Die Gefahren liegen inzwischen auf der Hand: Gewaltkriminalität in häuslichen Gemeinschaften, Gewalt gegenüber Kindern oder Gewaltausbrüche aus Frustration. Je länger wir die Gesellschaft "herunterdrosseln", desto größer werden diese Risiken. Ich möchte aber nicht nur über Gefahren sprechen, denn ich sehe auch große Chancen. Wir erleben gerade eine Situation, in der sich viel Solidarität untereinander zeigt. In Parlamenten der Länder und im Bundestag arbeiten Opposition und Regierungsparteien zusammen. Jüngere Menschen helfen den älteren. Kleine Restaurants werden unterstützt, weil sie den Menschen wichtig sind und sie auch nach der Krise wieder dort essen gehen wollen. Die Menschen helfen einander, geben auf sich Acht und senden jeden Tag Tausende von positiven Signalen der Solidarität in die Gesellschaft hinein. Diese Werte müssen wir uns bewahren.

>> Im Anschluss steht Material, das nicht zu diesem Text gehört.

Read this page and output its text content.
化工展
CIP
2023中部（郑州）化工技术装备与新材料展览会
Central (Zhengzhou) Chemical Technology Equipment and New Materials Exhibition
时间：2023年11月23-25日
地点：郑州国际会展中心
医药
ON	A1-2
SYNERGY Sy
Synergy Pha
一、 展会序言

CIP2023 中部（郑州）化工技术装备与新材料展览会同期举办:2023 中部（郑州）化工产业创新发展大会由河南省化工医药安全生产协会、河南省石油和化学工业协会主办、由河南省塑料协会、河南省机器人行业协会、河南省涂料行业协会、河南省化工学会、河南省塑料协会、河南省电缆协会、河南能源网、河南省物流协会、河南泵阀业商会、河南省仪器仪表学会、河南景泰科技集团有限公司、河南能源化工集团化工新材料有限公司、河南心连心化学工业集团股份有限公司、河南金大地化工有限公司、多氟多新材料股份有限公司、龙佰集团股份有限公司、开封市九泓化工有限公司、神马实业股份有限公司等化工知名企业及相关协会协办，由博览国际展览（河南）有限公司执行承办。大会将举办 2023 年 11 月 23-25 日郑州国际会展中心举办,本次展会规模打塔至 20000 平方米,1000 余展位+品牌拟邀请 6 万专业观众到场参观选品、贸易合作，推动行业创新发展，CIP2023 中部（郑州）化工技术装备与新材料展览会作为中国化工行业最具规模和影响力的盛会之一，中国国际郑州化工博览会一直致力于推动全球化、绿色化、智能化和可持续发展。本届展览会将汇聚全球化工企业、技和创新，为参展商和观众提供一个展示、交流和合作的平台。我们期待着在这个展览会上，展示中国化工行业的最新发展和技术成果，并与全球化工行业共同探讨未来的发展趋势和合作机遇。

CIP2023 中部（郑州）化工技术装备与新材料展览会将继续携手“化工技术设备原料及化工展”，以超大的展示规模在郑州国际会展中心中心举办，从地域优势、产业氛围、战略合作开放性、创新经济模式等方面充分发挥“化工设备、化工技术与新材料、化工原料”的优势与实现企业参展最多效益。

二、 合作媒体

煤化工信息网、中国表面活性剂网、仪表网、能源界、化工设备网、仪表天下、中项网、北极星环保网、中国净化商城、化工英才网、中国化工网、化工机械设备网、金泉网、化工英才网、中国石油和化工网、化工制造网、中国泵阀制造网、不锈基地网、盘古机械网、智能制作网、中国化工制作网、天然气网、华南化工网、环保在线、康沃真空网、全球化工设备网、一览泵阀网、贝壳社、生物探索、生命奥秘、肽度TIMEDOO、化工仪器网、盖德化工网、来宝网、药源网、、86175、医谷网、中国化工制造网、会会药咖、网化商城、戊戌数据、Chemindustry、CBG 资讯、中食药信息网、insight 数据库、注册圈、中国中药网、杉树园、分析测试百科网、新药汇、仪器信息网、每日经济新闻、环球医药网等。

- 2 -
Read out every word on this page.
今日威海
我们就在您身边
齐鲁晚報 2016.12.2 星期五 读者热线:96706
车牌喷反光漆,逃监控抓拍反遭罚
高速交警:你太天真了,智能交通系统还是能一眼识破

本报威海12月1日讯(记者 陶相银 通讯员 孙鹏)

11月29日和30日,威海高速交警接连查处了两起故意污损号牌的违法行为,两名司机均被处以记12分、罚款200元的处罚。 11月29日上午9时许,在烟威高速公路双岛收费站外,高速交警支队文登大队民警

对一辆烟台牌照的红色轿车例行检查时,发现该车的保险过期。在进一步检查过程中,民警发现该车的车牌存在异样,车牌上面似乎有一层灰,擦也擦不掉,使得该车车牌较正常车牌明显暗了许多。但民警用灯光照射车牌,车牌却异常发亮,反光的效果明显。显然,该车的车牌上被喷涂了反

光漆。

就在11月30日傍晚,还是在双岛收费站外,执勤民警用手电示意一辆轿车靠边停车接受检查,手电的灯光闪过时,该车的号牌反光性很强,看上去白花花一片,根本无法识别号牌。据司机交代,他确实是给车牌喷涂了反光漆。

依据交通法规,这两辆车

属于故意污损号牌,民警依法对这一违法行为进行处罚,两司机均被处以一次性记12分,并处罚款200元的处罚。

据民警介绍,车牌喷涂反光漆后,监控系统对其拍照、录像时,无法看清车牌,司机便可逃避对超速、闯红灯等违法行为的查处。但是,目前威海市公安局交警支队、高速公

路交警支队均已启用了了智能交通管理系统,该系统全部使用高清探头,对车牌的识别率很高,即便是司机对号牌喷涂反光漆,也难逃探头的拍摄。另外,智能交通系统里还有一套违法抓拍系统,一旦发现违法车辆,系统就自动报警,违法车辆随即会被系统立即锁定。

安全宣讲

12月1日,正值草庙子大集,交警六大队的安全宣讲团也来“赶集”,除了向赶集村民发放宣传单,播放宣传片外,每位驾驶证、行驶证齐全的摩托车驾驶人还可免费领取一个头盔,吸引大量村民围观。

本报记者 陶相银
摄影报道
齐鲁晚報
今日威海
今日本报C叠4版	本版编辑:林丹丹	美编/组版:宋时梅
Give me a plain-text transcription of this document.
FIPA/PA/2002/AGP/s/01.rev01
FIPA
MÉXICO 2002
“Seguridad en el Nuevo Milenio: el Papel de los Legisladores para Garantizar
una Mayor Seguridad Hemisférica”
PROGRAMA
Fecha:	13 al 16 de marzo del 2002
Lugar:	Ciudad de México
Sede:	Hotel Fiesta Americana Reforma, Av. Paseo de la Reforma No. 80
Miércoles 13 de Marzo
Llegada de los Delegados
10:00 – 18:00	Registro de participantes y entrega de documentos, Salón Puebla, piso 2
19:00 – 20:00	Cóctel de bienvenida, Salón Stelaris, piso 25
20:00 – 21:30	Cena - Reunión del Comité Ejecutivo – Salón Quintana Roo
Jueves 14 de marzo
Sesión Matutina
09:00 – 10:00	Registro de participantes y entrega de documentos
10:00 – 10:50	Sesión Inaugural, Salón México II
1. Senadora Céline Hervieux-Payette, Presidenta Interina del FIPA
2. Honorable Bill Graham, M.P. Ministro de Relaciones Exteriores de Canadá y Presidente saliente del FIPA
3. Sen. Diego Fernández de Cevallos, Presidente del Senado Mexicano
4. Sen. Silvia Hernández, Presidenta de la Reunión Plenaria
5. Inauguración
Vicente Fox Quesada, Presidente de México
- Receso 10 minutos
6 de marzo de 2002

Nötig wäre ein Expertengremium, das Krisensituationen vorausdenkt

Was erhoffen Sie sich?
Worte wie Hasskriminalität müssen wieder aus unserem Wortschatz verschwinden und Angriffe auf Rettungskräfte, Polizisten oder Kommunalpolitiker müssen als eine vorübergehende, kurze Erscheinung in den Geschichtsbüchern auftauchen. Aus der Krisenerfahrung heraus wäre es zudem nötig, auf Bundesebene ein interdisziplinäres Expertengremium zu installieren, das Krisensituationen strategisch vorausdenkt und beispielsweise auf einen möglichen Mangel von Schutzausrüstung hinweist. Und wenn die Krise dann eintrifft, könnte so ein Gremium der Regierung schnell eine substanzielle Beratung anbieten.

Sebastian Fiedler leitet seit 2018 den Bund Deutscher Kriminalbeamter. Der Organisation gehören bundesweit 15.000 Polizistinnen und Polizisten an. Die derzeitige Coronakrise stellt auch die Sicherheitsbehörden in Deutschland vor neue Herausforderungen.